From the West Side Rail Yard, Biden announced $292 million in funding from the infrastructure law Tuesday to complete a critical early phase of the Hudson Tunnel Project intended to improve travel between New York and New Jersey.
The project "will result in 72,000 good-paying jobs, rehabilitate the old North River Tunnel which opened in 1910, build a new tunnel beneath the Palisades, Hudson River, and the waterfront area in Manhattan, and improve reliability for 200,000-weekday passengers on New Jersey Transit and Amtrak," according to the White House.
So far, the Biden administration has announced over $185 billion in funding from the $1.2 trillion infrastructure bill, the White House told ABC News. That money is going to over 7,000 projects -- ranging from building and repairing roads, bridges, ports, and airports; to investing in clean energy and clean water; cleaning up legacy pollution; and funding access to high-speed internet -- and by end of the year, the administration expects the total number of projects to far exceed 20,000, according to the White House.
Senate Majority Leader Chuck Schumer, joining Biden in his home state Tuesday, mocked former President Donald Trump for being unable to achieve the same. If Biden runs for reelection, as he's expected to do, he could again face Trump -- the only Republican candidate to so far declare candidacy.
"For four years, the former president was shoveling you know what, and now we're going to put real shovels in the ground, wielded by real American workers. That's the basic contrast between this presidency in the last," a smiling Schumer said. "Get on the Joe Biden express now because we are not stopping."
Introducing Biden, Schumer called the president "Mr. Amtrak."
"This is one of the biggest most consequential projects in the country," Biden said, tempering expectations. "But it's going to take time. It's a multi-billion-dollar effort between the states and the federal government but we finally have the money and we're going to get it done. I promise you, we're going to get it done."
The trip to tout rail infrastructure comes after a similar appearance Monday in Baltimore and one week before Biden's State of the Union -- the first time Biden will address a joint session of Congress with the newly-empowered Republican majority in the House.
Biden, who commuted daily between Wilmington and Washington as a senator, said he's traveled more than one million miles on Amtrak and understands how the economy runs stronger when transportation runs on time.
"To have the best economy in the world, you have to have the best infrastructure in the world," he added.
In New York, Biden was joined by Gov. Kathy Hochul, New Jersey Gov. Phil Murphy, Sen. Kirsten Gillibrand, Sen. Cory Booker, Sen. Bob Menendez, and Secretary of Transportation Pete Buttigieg, and other local leaders.

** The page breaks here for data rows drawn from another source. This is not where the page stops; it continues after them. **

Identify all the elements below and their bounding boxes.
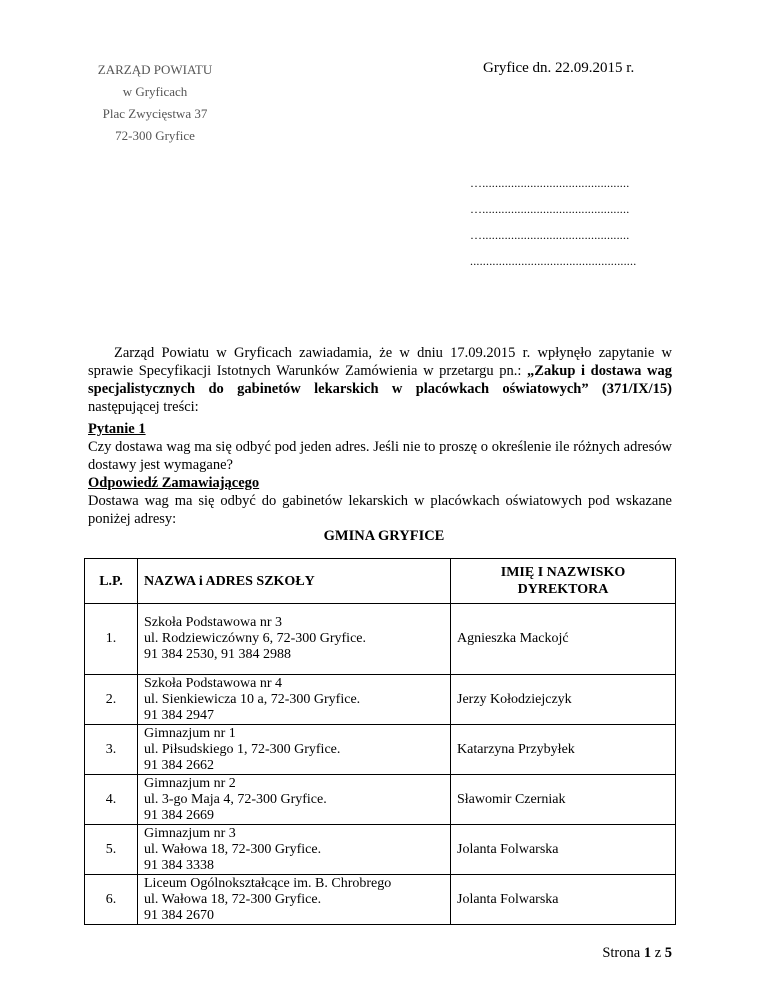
date-line: Gryfice dn. 22.09.2015 r.: [483, 60, 635, 76]
cell-director: Katarzyna Przybyłek: [451, 725, 676, 775]
table-row: [85, 775, 676, 825]
sender-name: ZARZĄD POWIATU: [97, 62, 213, 77]
table-row: [85, 675, 676, 725]
table-row: [85, 875, 676, 925]
cell-director: Agnieszka Mackojć: [451, 604, 676, 675]
total-pages: 5: [664, 945, 672, 961]
table-row: [85, 604, 676, 675]
cell-director: Sławomir Czerniak: [451, 775, 676, 825]
school-name: Gimnazjum nr 2: [144, 775, 236, 791]
sender-street: Plac Zwycięstwa 37: [102, 106, 208, 121]
schools-table: [84, 558, 676, 925]
intro-paragraph: [88, 344, 672, 416]
school-phone: 91 384 3338: [144, 857, 214, 873]
school-name: Liceum Ogólnokształcące im. B. Chrobrego: [144, 875, 392, 891]
school-address: ul. Rodziewiczówny 6, 72-300 Gryfice.: [144, 631, 366, 646]
cell-school: [138, 725, 451, 775]
question-text: Czy dostawa wag ma się odbyć pod jeden adres. Jeśli nie to proszę o określenie ile różnych adresów dostawy jest wymagane?: [88, 439, 672, 473]
table-header-row: [85, 559, 676, 604]
recipient-line: ....................................................: [470, 254, 637, 268]
school-phone: 91 384 2947: [144, 707, 214, 723]
page-label: Strona: [602, 945, 641, 961]
school-phone: 91 384 2662: [144, 757, 214, 773]
answer-heading: Odpowiedź Zamawiającego: [88, 475, 260, 491]
cell-school: [138, 825, 451, 875]
school-name: Gimnazjum nr 3: [144, 825, 236, 841]
header-lp: L.P.: [85, 559, 138, 604]
current-page: 1: [643, 945, 652, 961]
school-address: ul. Wałowa 18, 72-300 Gryfice.: [144, 841, 322, 857]
question-block: [88, 420, 672, 528]
recipient-line: …..............................................: [470, 176, 630, 190]
tender-title: „Zakup i dostawa wag specjalistycznych do gabinetów lekarskich w placówkach oświatowych” (371/IX/15): [88, 363, 672, 397]
page-sep: z: [654, 945, 662, 961]
table-row: [85, 825, 676, 875]
recipient-line: …..............................................: [470, 228, 630, 242]
school-address: ul. Wałowa 18, 72-300 Gryfice.: [144, 891, 322, 907]
cell-school: [138, 875, 451, 925]
intro-text: Zarząd Powiatu w Gryficach zawiadamia, że w dniu 17.09.2015 r. wpłynęło zapytanie w sprawie Specyfikacji Istotnych Warunków Zamówienia w przetargu pn.:: [88, 345, 672, 379]
school-name: Szkoła Podstawowa nr 3: [144, 615, 283, 630]
page-number: [602, 945, 672, 962]
school-name: Gimnazjum nr 1: [144, 725, 236, 741]
cell-lp: 1.: [85, 604, 138, 675]
cell-director: Jolanta Folwarska: [451, 825, 676, 875]
school-address: ul. Sienkiewicza 10 a, 72-300 Gryfice.: [144, 691, 361, 707]
sender-postal: 72-300 Gryfice: [115, 128, 195, 143]
school-phone: 91 384 2670: [144, 907, 214, 923]
header-school: NAZWA i ADRES SZKOŁY: [138, 559, 451, 604]
header-director: IMIĘ I NAZWISKO DYREKTORA: [451, 559, 676, 604]
school-phone: 91 384 2669: [144, 807, 214, 823]
cell-lp: 4.: [85, 775, 138, 825]
cell-lp: 6.: [85, 875, 138, 925]
question-heading: Pytanie 1: [88, 421, 146, 437]
section-title: GMINA GRYFICE: [323, 528, 445, 544]
school-name: Szkoła Podstawowa nr 4: [144, 675, 283, 691]
cell-director: Jerzy Kołodziejczyk: [451, 675, 676, 725]
school-address: ul. Piłsudskiego 1, 72-300 Gryfice.: [144, 741, 341, 757]
school-address: ul. 3-go Maja 4, 72-300 Gryfice.: [144, 791, 327, 807]
intro-text-end: następującej treści:: [88, 399, 199, 415]
cell-school: [138, 775, 451, 825]
cell-lp: 2.: [85, 675, 138, 725]
cell-lp: 5.: [85, 825, 138, 875]
cell-lp: 3.: [85, 725, 138, 775]
cell-director: Jolanta Folwarska: [451, 875, 676, 925]
cell-school: [138, 604, 451, 675]
recipient-line: …..............................................: [470, 202, 630, 216]
table-row: [85, 725, 676, 775]
cell-school: [138, 675, 451, 725]
answer-text: Dostawa wag ma się odbyć do gabinetów lekarskich w placówkach oświatowych pod wskazane poniżej adresy:: [88, 493, 672, 527]
sender-city: w Gryficach: [122, 84, 188, 99]
school-phone: 91 384 2530, 91 384 2988: [144, 647, 291, 662]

Biden visited Baltimore on Monday to kick off a $6 billion rail tunnel reconstruction project primarily funded by the bipartisan infrastructure law; federal funding could reach up to $4.7 billion, according to the White House. The new tunnel will replace the aging Baltimore and Potomac Tunnel, and remove what the White House says is the largest bottleneck between New Jersey and Washington, D.C.
He and Vice President Kamala Harris plan to travel to Philadelphia on Friday to discuss removing lead pipes – another initiative funded by the infrastructure law -- to cap off a week highlighting federal investments in infrastructure.